Recent comments by President Xi Jinping that the People’s Bank of China (PBoC) should launch a bond-buying programme to create more domestic liquidity may be the first sign that exchange rate targeting is slipping down the policy agenda. PBoC action to accelerate the growth rate of broad money and generate higher growth in nominal GDP is not compatible with a stable exchange rate, especially in an era when trade and capital flows are shifting away from China as part of US ‘friendshoring.’ It is time for China to find a different and fully autonomous monetary policy.

Since 1994, China has intervened to prevent the appreciation of its exchange rate particularly in relation to the US dollar. It was joined in this monetary policy approach by most of Asia in 1998. This intervention funded the purchase of developed world government debt securities, primarily US Treasuries, through the creation of local currency bank reserves.
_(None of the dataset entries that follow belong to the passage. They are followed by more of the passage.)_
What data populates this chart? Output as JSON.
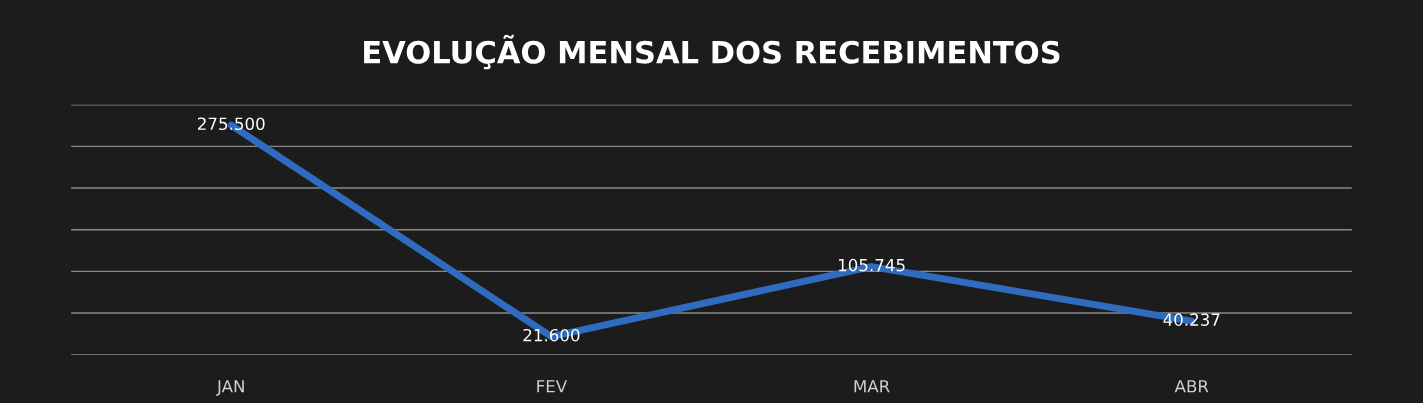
{
  "chart_data": {
    "type": "line",
    "title": "EVOLUÇÃO MENSAL DOS RECEBIMENTOS",
    "categories": [
      "JAN",
      "FEV",
      "MAR",
      "ABR"
    ],
    "series": [
      {
        "color": "#2f6cc0",
        "values": [
          275500,
          21600,
          105745,
          40237
        ],
        "value_labels": [
          "275.500",
          "21.600",
          "105.745",
          "40.237"
        ]
      }
    ],
    "ylim": [
      0,
      300000
    ],
    "yticks": [
      {
        "value": 0,
        "label": null
      },
      {
        "value": 50000,
        "label": null
      },
      {
        "value": 100000,
        "label": null
      },
      {
        "value": 150000,
        "label": null
      },
      {
        "value": 200000,
        "label": null
      },
      {
        "value": 250000,
        "label": null
      },
      {
        "value": 300000,
        "label": null
      }
    ],
    "grid": "y",
    "tick_labels": "x",
    "marker": "none",
    "line_style": "solid"
  }
}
This forced buying, regardless of price, effectively decoupled the risk free rate from the nominal growth rate in the developed world.

Line chart of Renminbi  per dollar showing China's currency has weakened significantly

The global monetary system created a persistent and artificially large gap between nominal growth rates and the discount rate, thus inflating asset prices and facilitating a rise in gearing. Developed world savers were partially freed from funding their own governments and turned instead to funding the private sector and pushing asset prices higher. The valuation of US equities, as measured by the Shiller price/earnings ratio, moved to a higher plateau under this monetary system and both private and public sector gearing rose to new highs relative to GDP.

The excess domestic liquidity created by PBoC foreign exchange intervention was channelled by the Chinese state banking system to fund investment and higher production at the expense of consumption. This state capitalism reduced the role that excess liquidity played in pushing up domestic prices and making China less globally competitive. In this way, China’s external surplus endured for much longer than it would have in a market system. Developed world central bankers adjusted their own monetary policy to fit the global inflation dynamics increasingly determined by China. The Chinese Communist party created a fulcrum, and inflation-targeting central bankers created a “lever long enough”, through interest rate policy and the extension of their own balance sheets, to “move the world”.

While the decline in the renminbi exchange rate, in reaction to much higher growth in currency supply, raises the spectre of exported deflation, the rest of the world is very unlikely to permit China to take an even larger share of global trade. The most likely reaction is the imposition of tariffs and a clearer drawing of a line between countries aligned with China and those who see their allegiances elsewhere. The loss of access to Chinese productive capacity brings with it higher global inflation.

Developed world authorities are already being drawn into greater interventionism to ensure that the gross imbalances of the old monetary system (primarily excessive debt levels), are unwound with minimal sociopolitical dislocation. Such interventionism is taking us back to the system known as financial repression that reduced excessive debt levels in the aftermath of the second world war. This new global monetary system brings radical challenges for investors which they are ill equipped to navigate without a deep understanding of financial history.